Monday, January 5, 2009

The List

my daily tasks as a receptionist for a retirement community include: helping Roy from room 221 open his mailbox because he can't reach it, typing various random notes for blind Dee in 712, bringing the CEO his Wall Street Journal by 8:00 am, telling Bernie in 624 that "yes, i am aware that the weather 'is taking a turn for the worse,'" handing 101-year-old Mrs. Tuggle her mail from the day before, agreeing with Will that "yes, his wife Foxy looks beautiful today," updating the report on who is out of town, answering phones (particularly waiting for that daily call from Leonard that "yes, he is ok today"), telling Charlotte (who has Dimentia) in 47 "wonderful" when she tells me she pooped. calling maintenance to let them know that Hannah in room 504 locked herself out again....and the list goes on. my job keeps me wonderfully busy, but also provides me with ample facebook time. however, the one task that i really do NOT like is the VISIONLINK EMERGENCY CALL SYSTEM check.

every resident has 2 buttons in their apartment. one is a button to call a nurse if they've had an emergency. the other is one they have to push every morning before 10:30 am to let me know they are OK (or....in other words...alive). if they don't push their button before 10:30 am, it registers in my computer and then i print out "The List." "The List" gives me a full report on who did NOT check in that morning. it is my job to call everyone on the list and see if they're OK...sometimes they forget to push their button...sometimes they're out shopping...or...sometimes....they're dead. my heart sort of starts to beat faster when i have to call the ones on "The List" because i just really really really want them to answer. but if they don't, i have to call the nurse so she can go check on the person.

now there are the regular List People. they forget every single day. for instance, Bill in 328 claims he doesn't check in on purpose because he just wants to hear my voice every morning, Margie May in 432 is always down here playing the piano, Mrs. Piper in 435 just lost her husband who was the one that always pushed the button, Del in 501 who says EVERYDAY, "did i forget to check in again?" to which i say, "yes honey, but i'm just glad you're ok." he yells, "how CARELESS of me, i will correct my ways!!" Mrs.
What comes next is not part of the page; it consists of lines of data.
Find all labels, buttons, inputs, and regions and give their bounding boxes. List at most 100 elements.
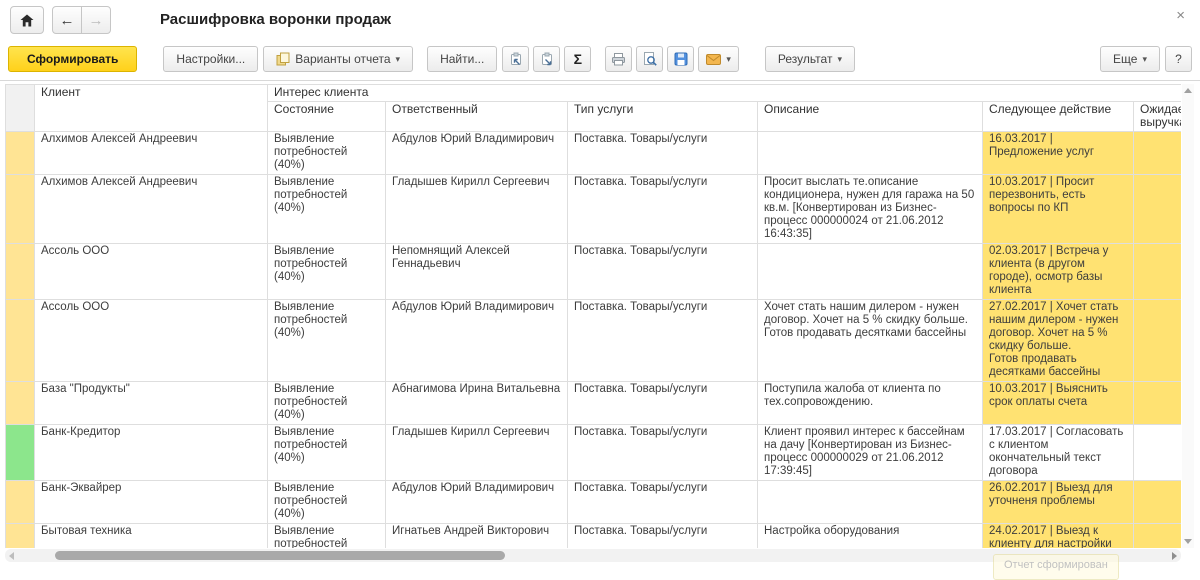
scroll-down-icon[interactable]	[1184, 539, 1192, 544]
more-button[interactable]: Еще ▾	[1100, 46, 1160, 72]
cell-service-type[interactable]: Поставка. Товары/услуги	[567, 523, 758, 548]
column-header-next-action[interactable]: Следующее действие	[982, 101, 1134, 132]
row-indicator[interactable]	[5, 480, 35, 524]
cell-client[interactable]: Ассоль ООО	[34, 243, 268, 300]
table-row[interactable]: Алхимов Алексей Андреевич Выявление потр…	[5, 131, 1181, 175]
cell-responsible[interactable]: Абдулов Юрий Владимирович	[385, 299, 568, 382]
vertical-scrollbar[interactable]	[1182, 84, 1194, 548]
scroll-left-icon[interactable]	[9, 552, 14, 560]
cell-responsible[interactable]: Непомнящий Алексей Геннадьевич	[385, 243, 568, 300]
table-row[interactable]: Ассоль ООО Выявление потребностей (40%) …	[5, 299, 1181, 382]
cell-next-action[interactable]: 17.03.2017 | Согласовать с клиентом окон…	[982, 424, 1134, 481]
cell-state[interactable]: Выявление потребностей (40%)	[267, 131, 386, 175]
send-email-button[interactable]: ▾	[698, 46, 739, 72]
cell-description[interactable]: Клиент проявил интерес к бассейнам на да…	[757, 424, 983, 481]
help-button[interactable]: ?	[1165, 46, 1192, 72]
cell-description[interactable]: Поступила жалоба от клиента по тех.сопро…	[757, 381, 983, 425]
column-header-expected-revenue[interactable]: Ожидаемая выручка	[1132, 101, 1181, 132]
column-header-client[interactable]: Клиент	[34, 84, 268, 132]
cell-client[interactable]: Бытовая техника	[34, 523, 268, 548]
table-row[interactable]: Ассоль ООО Выявление потребностей (40%) …	[5, 243, 1181, 300]
cell-expected-revenue[interactable]	[1132, 299, 1181, 382]
cell-client[interactable]: Банк-Кредитор	[34, 424, 268, 481]
cell-service-type[interactable]: Поставка. Товары/услуги	[567, 243, 758, 300]
cell-next-action[interactable]: 16.03.2017 | Предложение услуг	[982, 131, 1134, 175]
horizontal-scrollbar-thumb[interactable]	[55, 551, 505, 560]
find-button[interactable]: Найти...	[427, 46, 498, 72]
cell-responsible[interactable]: Абдулов Юрий Владимирович	[385, 480, 568, 524]
column-header-state[interactable]: Состояние	[267, 101, 386, 132]
cell-state[interactable]: Выявление потребностей (40%)	[267, 523, 386, 548]
row-indicator[interactable]	[5, 243, 35, 300]
cell-description[interactable]	[757, 243, 983, 300]
close-icon[interactable]: ×	[1171, 5, 1190, 26]
save-button[interactable]	[667, 46, 695, 72]
cell-expected-revenue[interactable]	[1132, 243, 1181, 300]
cell-expected-revenue[interactable]	[1132, 174, 1181, 244]
cell-responsible[interactable]: Гладышев Кирилл Сергеевич	[385, 174, 568, 244]
collapse-groups-button[interactable]	[502, 46, 530, 72]
expand-groups-button[interactable]	[533, 46, 561, 72]
cell-description[interactable]: Хочет стать нашим дилером - нужен догово…	[757, 299, 983, 382]
cell-client[interactable]: Банк-Эквайрер	[34, 480, 268, 524]
totals-button[interactable]: Σ	[564, 46, 592, 72]
table-row[interactable]: Алхимов Алексей Андреевич Выявление потр…	[5, 174, 1181, 244]
cell-expected-revenue[interactable]	[1132, 523, 1181, 548]
cell-service-type[interactable]: Поставка. Товары/услуги	[567, 299, 758, 382]
cell-expected-revenue[interactable]	[1132, 424, 1181, 481]
cell-state[interactable]: Выявление потребностей (40%)	[267, 174, 386, 244]
back-button[interactable]: ←	[52, 6, 82, 34]
column-header-service-type[interactable]: Тип услуги	[567, 101, 758, 132]
cell-service-type[interactable]: Поставка. Товары/услуги	[567, 381, 758, 425]
cell-expected-revenue[interactable]	[1132, 381, 1181, 425]
cell-expected-revenue[interactable]	[1132, 480, 1181, 524]
cell-next-action[interactable]: 10.03.2017 | Выяснить срок оплаты счета	[982, 381, 1134, 425]
cell-service-type[interactable]: Поставка. Товары/услуги	[567, 424, 758, 481]
cell-responsible[interactable]: Абдулов Юрий Владимирович	[385, 131, 568, 175]
column-header-responsible[interactable]: Ответственный	[385, 101, 568, 132]
column-header-description[interactable]: Описание	[757, 101, 983, 132]
table-row[interactable]: База "Продукты" Выявление потребностей (…	[5, 381, 1181, 425]
cell-state[interactable]: Выявление потребностей (40%)	[267, 299, 386, 382]
report-variants-button[interactable]: Варианты отчета ▾	[263, 46, 414, 72]
cell-next-action[interactable]: 24.02.2017 | Выезд к клиенту для настрой…	[982, 523, 1134, 548]
cell-next-action[interactable]: 10.03.2017 | Просит перезвонить, есть во…	[982, 174, 1134, 244]
cell-next-action[interactable]: 02.03.2017 | Встреча у клиента (в другом…	[982, 243, 1134, 300]
scroll-right-icon[interactable]	[1172, 552, 1177, 560]
cell-client[interactable]: База "Продукты"	[34, 381, 268, 425]
cell-next-action[interactable]: 26.02.2017 | Выезд для уточненя проблемы	[982, 480, 1134, 524]
cell-description[interactable]: Настройка оборудования	[757, 523, 983, 548]
generate-button[interactable]: Сформировать	[8, 46, 138, 72]
cell-state[interactable]: Выявление потребностей (40%)	[267, 480, 386, 524]
row-indicator[interactable]	[5, 131, 35, 175]
cell-description[interactable]	[757, 131, 983, 175]
cell-service-type[interactable]: Поставка. Товары/услуги	[567, 131, 758, 175]
cell-state[interactable]: Выявление потребностей (40%)	[267, 424, 386, 481]
cell-client[interactable]: Алхимов Алексей Андреевич	[34, 174, 268, 244]
cell-description[interactable]	[757, 480, 983, 524]
cell-description[interactable]: Просит выслать те.описание кондиционера,…	[757, 174, 983, 244]
cell-responsible[interactable]: Гладышев Кирилл Сергеевич	[385, 424, 568, 481]
row-indicator[interactable]	[5, 424, 35, 481]
result-button[interactable]: Результат ▾	[764, 46, 855, 72]
cell-client[interactable]: Ассоль ООО	[34, 299, 268, 382]
table-row[interactable]: Банк-Кредитор Выявление потребностей (40…	[5, 424, 1181, 481]
cell-responsible[interactable]: Игнатьев Андрей Викторович	[385, 523, 568, 548]
group-header-interest[interactable]: Интерес клиента	[266, 84, 1181, 102]
print-preview-button[interactable]	[636, 46, 664, 72]
table-row[interactable]: Бытовая техника Выявление потребностей (…	[5, 523, 1181, 548]
cell-state[interactable]: Выявление потребностей (40%)	[267, 381, 386, 425]
cell-next-action[interactable]: 27.02.2017 | Хочет стать нашим дилером -…	[982, 299, 1134, 382]
forward-button[interactable]: →	[81, 6, 111, 34]
row-indicator[interactable]	[5, 174, 35, 244]
cell-client[interactable]: Алхимов Алексей Андреевич	[34, 131, 268, 175]
home-button[interactable]	[10, 6, 44, 34]
table-row[interactable]: Банк-Эквайрер Выявление потребностей (40…	[5, 480, 1181, 524]
cell-expected-revenue[interactable]	[1132, 131, 1181, 175]
scroll-up-icon[interactable]	[1184, 88, 1192, 93]
cell-state[interactable]: Выявление потребностей (40%)	[267, 243, 386, 300]
print-button[interactable]	[605, 46, 633, 72]
cell-responsible[interactable]: Абнагимова Ирина Витальевна	[385, 381, 568, 425]
row-indicator[interactable]	[5, 381, 35, 425]
row-indicator[interactable]	[5, 299, 35, 382]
Iunker in 502 doesn't know a call button from a banana, and Dr. Brink in 515, the tiniest woman you'll ever see in life, always tells me, "i was just getting in the shower! but thank you dear, i am fine."

so you see, when i call these List People, i am never worried. i just assume it's their daily forgetfulness and actually look forward to chatting with them on the phone. it's the ones like Mildred in 442, who is extremely stern and anal and very much routine about everything, who scare me. she was on my list this morning and i didn't want to call. because she ALWAYS checks in. because i don't want to find out she's left us. thank goodness she just answered the phone like this, "dammit i was sleeping, what do you want?" to which i smiled and breathed a sigh of relief and responded, "hello Mildred this is L from the front desk, i was just calling to check in on you this morning." and she hung up.

i have not yet called a dead person's apartment to see if they're "OK." but it's inevitable. the average age of the people who live here is 86. i love these people. even grumpy ol Mildred. i don't want them to pass away. when they do, it is just so sad. i do not want to be the person on the phone who is ringing and ringing while they are lying peacefully and dead in their beds. i just don't think it's right. until that day comes, my hands will continue to sweat and my heart will beat faster everytime i have to call the non-regulars who appear on "The List"

3 comments:

  1. youre the girl who has nightmares over edward scissor hands, love christmas, and is in love with disney.
    I am the person who loves scary movies, halloween, and sarcasm.

    but, even to me the "List" is SCARY (the same voice i use to make fun of your inability to watch any movie you think is "scary"
    Lacie's definition of "scary":movies that do not star Adam Sandler, that are not Madagascar, or that were not made by Disney)


    i do not think i could ever EVER EVER handle the list.

    I WILL NEVER CALL YOU A BABY AGAIN.

    love you
    PS i love the descriptions of your friends!!!
    pss sorry about the single and above this

    ReplyDelete
  2. i used to get notices when people passed away at the nursing home i worked it. they were very plain and said something like this

    Name: Alma McDougal
    Date: 6/13/08
    Communication: Expired
    Released to: Keith and Keith
    Time: 14:38

    Expired?! come on! that is the worst way to say death. milk expires not people!